The downside of holding a band in high esteem is that you expect
ever greater things from them, and Untitled #23 just didn't
grab me on the first few listens. The Church (singer / bassist Steve
Kilbey, twin lead guitarists Peter Koppes and Marty
Willson-Piper, and drummer Tim Powles) have had an amazing
creative resurgence in the '00s, especially with their last three
albums (2002's After Everything Now This, 2004's Forget
Yourself, and Uninvited, Like The Clouds from 2006), distilling
the highlights of the band's 25-year-plus career into atmospheric,
compelling and thought-provoking music that's matched by very few.
Add to that the release by Kilbey and Willson-Piper earlier this year
of their best solo albums to date (Painkiller and Nightjar,
also out here on Second Motion), plus the early reviews out of Australia
saying that the band had come up with their best work yet on Untitled
#23, and my expectations were pretty much for a musical second
coming.
I still don't think this is the best Church album by a long stretch
- that honour would still go to 1992 's dark magnum opus, Priest=Aura
- but it is an extremely good and consistent work by a group of musicians
that have fully matured into their sound and still enjoy pushing their
creative boundaries. It takes a few listens to fully appreciate Untitled...'s
charms, but stick with it and you'll be amply rewarded.

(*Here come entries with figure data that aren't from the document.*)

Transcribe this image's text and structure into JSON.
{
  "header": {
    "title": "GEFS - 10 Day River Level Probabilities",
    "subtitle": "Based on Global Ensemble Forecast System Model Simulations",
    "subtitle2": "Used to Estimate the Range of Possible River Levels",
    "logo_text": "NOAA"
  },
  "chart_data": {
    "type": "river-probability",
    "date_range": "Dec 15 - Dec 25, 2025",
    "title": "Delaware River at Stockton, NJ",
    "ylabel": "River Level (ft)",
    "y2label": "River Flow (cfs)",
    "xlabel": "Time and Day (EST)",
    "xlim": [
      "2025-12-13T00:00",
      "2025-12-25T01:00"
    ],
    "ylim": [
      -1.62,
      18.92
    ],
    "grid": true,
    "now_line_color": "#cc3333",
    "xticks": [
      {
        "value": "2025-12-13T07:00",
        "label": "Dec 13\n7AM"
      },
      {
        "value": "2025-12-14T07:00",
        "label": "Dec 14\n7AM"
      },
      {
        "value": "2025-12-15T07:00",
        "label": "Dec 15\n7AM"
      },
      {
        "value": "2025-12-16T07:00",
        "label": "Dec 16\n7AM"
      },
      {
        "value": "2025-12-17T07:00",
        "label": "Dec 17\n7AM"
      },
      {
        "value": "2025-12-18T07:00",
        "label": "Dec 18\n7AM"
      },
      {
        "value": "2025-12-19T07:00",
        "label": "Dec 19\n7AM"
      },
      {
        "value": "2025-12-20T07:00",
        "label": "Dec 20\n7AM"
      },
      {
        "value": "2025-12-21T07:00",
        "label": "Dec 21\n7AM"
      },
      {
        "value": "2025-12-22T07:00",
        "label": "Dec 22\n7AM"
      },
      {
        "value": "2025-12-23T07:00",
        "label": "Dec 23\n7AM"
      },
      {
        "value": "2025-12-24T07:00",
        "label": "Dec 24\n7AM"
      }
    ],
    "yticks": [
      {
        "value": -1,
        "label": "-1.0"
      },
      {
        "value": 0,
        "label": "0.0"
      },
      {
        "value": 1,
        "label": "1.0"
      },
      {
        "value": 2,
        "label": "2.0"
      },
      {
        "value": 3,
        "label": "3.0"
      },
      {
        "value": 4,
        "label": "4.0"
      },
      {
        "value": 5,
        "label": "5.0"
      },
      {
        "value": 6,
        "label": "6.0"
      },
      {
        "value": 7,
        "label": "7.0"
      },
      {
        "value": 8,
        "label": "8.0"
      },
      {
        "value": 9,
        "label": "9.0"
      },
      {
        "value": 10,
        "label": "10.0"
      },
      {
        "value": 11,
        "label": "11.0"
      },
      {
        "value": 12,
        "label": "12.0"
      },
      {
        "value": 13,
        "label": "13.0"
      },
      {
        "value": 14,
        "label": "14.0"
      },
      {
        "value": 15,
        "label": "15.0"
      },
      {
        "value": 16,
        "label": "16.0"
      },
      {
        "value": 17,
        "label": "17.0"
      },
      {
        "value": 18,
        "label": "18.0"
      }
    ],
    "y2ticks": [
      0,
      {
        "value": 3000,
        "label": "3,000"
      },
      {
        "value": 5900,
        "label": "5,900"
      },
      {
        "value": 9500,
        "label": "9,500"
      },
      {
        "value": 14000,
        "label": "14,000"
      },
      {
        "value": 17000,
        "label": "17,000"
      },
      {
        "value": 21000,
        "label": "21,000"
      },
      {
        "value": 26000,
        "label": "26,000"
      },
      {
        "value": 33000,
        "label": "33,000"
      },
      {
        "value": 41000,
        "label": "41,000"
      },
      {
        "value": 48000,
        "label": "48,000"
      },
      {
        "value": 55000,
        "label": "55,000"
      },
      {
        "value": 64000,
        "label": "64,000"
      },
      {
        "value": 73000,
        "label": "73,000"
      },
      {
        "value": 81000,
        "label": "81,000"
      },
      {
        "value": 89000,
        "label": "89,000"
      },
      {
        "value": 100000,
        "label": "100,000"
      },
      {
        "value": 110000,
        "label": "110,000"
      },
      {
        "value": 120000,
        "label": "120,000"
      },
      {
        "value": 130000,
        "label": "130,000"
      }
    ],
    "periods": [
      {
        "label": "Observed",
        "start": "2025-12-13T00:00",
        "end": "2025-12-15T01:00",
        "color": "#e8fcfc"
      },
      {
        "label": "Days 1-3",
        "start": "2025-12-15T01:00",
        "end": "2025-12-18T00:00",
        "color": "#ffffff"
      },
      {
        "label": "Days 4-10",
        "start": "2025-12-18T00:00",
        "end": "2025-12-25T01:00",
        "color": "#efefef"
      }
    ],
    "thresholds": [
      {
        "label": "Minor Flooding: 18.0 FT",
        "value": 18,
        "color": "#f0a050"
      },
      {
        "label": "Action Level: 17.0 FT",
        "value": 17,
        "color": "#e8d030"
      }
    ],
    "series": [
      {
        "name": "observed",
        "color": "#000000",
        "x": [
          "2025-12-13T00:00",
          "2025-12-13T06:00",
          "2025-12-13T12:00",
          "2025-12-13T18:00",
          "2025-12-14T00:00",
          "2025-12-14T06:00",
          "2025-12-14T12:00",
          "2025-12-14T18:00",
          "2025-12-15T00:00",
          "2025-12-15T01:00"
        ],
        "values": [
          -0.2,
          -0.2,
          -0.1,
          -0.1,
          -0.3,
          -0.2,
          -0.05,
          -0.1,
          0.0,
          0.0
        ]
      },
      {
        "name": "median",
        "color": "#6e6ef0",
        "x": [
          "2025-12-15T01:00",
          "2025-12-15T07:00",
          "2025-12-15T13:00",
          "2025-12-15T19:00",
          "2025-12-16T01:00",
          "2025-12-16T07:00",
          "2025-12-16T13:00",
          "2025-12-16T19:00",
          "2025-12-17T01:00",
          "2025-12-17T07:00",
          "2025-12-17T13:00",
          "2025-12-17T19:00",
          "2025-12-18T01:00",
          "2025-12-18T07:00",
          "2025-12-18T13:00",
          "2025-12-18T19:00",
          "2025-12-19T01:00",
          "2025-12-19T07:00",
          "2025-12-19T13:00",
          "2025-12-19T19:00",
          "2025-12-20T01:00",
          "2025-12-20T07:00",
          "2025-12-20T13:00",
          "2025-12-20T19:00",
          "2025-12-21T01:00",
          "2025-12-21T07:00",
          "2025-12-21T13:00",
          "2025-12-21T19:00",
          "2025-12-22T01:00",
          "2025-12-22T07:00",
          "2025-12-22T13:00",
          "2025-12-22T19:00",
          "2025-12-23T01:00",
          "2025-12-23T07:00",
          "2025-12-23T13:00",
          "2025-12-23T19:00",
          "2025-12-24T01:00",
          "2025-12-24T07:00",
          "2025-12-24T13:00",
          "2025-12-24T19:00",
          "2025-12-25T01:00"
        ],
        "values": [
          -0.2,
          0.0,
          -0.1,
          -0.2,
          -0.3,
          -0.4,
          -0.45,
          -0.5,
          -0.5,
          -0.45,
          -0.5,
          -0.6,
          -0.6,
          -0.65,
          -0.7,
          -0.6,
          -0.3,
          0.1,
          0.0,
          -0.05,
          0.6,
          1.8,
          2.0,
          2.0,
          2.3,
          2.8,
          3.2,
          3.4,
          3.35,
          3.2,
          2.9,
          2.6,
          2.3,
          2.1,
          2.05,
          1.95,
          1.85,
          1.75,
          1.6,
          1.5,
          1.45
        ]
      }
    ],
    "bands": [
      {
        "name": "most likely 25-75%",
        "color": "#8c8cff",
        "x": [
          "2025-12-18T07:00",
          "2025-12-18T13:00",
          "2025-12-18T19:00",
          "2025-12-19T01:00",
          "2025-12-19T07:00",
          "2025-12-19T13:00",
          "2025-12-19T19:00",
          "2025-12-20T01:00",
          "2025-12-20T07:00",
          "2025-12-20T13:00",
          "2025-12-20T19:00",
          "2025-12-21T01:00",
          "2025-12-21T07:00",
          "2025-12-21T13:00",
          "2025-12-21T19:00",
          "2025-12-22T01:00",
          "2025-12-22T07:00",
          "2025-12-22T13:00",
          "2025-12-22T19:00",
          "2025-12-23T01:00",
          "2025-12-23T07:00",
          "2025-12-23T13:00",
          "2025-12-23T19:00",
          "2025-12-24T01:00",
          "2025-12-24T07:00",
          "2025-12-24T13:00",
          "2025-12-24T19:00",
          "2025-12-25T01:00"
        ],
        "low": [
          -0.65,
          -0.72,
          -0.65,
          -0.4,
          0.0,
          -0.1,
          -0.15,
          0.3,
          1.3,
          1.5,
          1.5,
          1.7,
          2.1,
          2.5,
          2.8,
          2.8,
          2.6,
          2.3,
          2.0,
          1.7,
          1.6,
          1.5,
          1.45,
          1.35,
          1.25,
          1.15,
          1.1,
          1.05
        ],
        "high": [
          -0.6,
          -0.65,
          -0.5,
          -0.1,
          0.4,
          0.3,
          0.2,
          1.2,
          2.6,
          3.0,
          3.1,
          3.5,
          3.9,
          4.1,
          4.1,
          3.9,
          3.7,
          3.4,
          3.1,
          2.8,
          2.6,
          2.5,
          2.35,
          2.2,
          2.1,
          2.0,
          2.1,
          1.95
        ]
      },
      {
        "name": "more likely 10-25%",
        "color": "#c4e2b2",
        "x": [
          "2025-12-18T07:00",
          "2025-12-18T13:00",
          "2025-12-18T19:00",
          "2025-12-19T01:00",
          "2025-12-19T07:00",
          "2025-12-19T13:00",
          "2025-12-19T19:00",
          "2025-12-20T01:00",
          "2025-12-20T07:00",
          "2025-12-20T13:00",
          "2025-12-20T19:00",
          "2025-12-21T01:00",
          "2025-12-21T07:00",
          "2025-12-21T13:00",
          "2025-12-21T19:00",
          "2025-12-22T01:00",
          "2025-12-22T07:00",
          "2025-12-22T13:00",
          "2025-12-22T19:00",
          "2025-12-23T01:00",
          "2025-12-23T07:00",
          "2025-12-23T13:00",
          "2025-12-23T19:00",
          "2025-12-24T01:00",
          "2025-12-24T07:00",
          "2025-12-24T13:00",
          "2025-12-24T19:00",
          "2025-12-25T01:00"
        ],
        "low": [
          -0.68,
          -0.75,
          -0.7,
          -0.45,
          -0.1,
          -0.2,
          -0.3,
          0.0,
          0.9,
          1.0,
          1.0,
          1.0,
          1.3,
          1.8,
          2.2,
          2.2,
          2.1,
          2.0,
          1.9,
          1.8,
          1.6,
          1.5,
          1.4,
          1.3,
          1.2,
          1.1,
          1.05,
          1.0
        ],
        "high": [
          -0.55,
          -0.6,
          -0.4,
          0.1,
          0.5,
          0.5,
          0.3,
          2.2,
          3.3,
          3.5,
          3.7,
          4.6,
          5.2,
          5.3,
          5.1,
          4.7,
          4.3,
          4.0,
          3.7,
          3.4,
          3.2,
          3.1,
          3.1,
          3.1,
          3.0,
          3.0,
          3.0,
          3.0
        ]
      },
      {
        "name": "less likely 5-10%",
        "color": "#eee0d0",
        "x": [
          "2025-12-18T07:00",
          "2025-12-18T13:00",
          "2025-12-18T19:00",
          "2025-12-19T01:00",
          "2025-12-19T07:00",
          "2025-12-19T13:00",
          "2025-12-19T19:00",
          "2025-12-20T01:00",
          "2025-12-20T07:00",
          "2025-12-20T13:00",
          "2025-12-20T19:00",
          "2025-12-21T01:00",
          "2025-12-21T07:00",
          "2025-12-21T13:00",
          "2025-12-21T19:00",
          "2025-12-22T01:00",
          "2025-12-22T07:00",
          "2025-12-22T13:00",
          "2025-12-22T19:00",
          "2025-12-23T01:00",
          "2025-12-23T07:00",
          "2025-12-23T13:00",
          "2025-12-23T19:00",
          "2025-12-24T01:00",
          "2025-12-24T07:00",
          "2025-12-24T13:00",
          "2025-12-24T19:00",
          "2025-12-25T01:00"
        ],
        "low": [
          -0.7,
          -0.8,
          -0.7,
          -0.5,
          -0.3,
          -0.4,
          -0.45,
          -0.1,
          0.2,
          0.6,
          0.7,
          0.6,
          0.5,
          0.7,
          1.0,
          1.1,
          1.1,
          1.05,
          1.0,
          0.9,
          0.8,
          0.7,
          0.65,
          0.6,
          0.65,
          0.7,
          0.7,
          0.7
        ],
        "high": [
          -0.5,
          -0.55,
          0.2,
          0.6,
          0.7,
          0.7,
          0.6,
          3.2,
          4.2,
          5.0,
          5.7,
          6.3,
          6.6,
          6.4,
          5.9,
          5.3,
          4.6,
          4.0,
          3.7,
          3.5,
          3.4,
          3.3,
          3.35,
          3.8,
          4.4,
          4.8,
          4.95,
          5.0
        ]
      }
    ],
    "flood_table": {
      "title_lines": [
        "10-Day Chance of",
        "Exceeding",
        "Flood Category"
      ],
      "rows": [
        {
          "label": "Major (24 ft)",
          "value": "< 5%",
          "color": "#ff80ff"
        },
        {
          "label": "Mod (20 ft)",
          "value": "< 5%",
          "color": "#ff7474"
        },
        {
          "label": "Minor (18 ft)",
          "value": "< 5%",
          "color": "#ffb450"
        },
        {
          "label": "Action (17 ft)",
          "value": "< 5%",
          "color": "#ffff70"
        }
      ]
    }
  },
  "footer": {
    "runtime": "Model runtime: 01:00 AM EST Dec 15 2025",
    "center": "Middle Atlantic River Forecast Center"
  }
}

A sunny Sunday
afternoon drive was what made it all fall into place for me, but this
is also a fine record to appreciate pretty much anywhere that it won't
just be background music.
The first four songs tripped me up on the first few listens; on first
impression they seemed too slow and samey, like the handful of less
compelling songs on After Everything
Keep listening,
though, and they gradually reveal all kinds of hidden charms, melding
together into an extended suite that transports you out of the present
in the way the best Church (or church) music can.
I do have to admit that I can't understand why Pangaea was
picked out as the single; it just doesn't have enough to distinguish
it either lyrically or musically. The other EP songs are better, especially
as there's one each by Koppes and Willson-Piper (most Church albums
give the ace guitarists a song or two each, but for some reason Untitled
doesn't). Both these songs have a more upbeat air than most of Untitled;
"LLC" is an ode to falling in love with lovely, ringing
12-string guitar (but somewhat trite lyrics, as can happen with PK),
while "Insanity" is a midtempo electric guitar-fest, well
up to MWP's standards. The EP closes with "So Love Will Find
Us", a typical stretched out late-period Church jam.
Back to the album, and things pick right up with the urgent, one
note melody of "Space Saviour" - it has a great stream-of-consciousness
lyric of the kind at which Kilbey excels. The song seems to deal with
addiction, and the singer eschews his usual detached delivery for
some raw emotion in the chorus "And I gotta get up and I gotta
get on and I gotta get out". I was reminded of Neil Young's
similarly soul-laid-bare "Tonight's The Night" as the song
faded out with "and I can't get up and I can't get out ..."
The second half of the album continues the excellence. In particular,
"Sunken Sun" is a great, reflective Church classic with
a spine-tingling, crying guitar motif in the mould of "After
Everything" or "Awful Ache", while "Anchorage"
reminds of one of my favourite recent-ish Church songs, "Louisiana",
what with its rueful air and just the right amount of guitar noise.
Going back to those Neil Young references, the pace and mood of this
one feel like "Cortez The Killer" - which Kilbey & co.
just happened to cover on their fine all-covers album, A Box Of
Birds.
Speaking of covers, try and hunt down the Coffee Hounds EP,
too; the lead track "Coffee Song" is well up to the standard
of the Untitled songs, but the killer is their unexpected cover
of the Kate Bush song "Hounds Of Love", which the
band make completely their own. All together now, tear your shoes
off and throw them in the lake!
The Church are on a pretty extensive US tour currently; if you're
not already a fan or these words don't pique your curiosity, they
also had the extreme good taste to pick the fantastic Adam Franklin,
of Swervedriver and Magnetic Morning fame, as their
support act. Highly, highly recommended.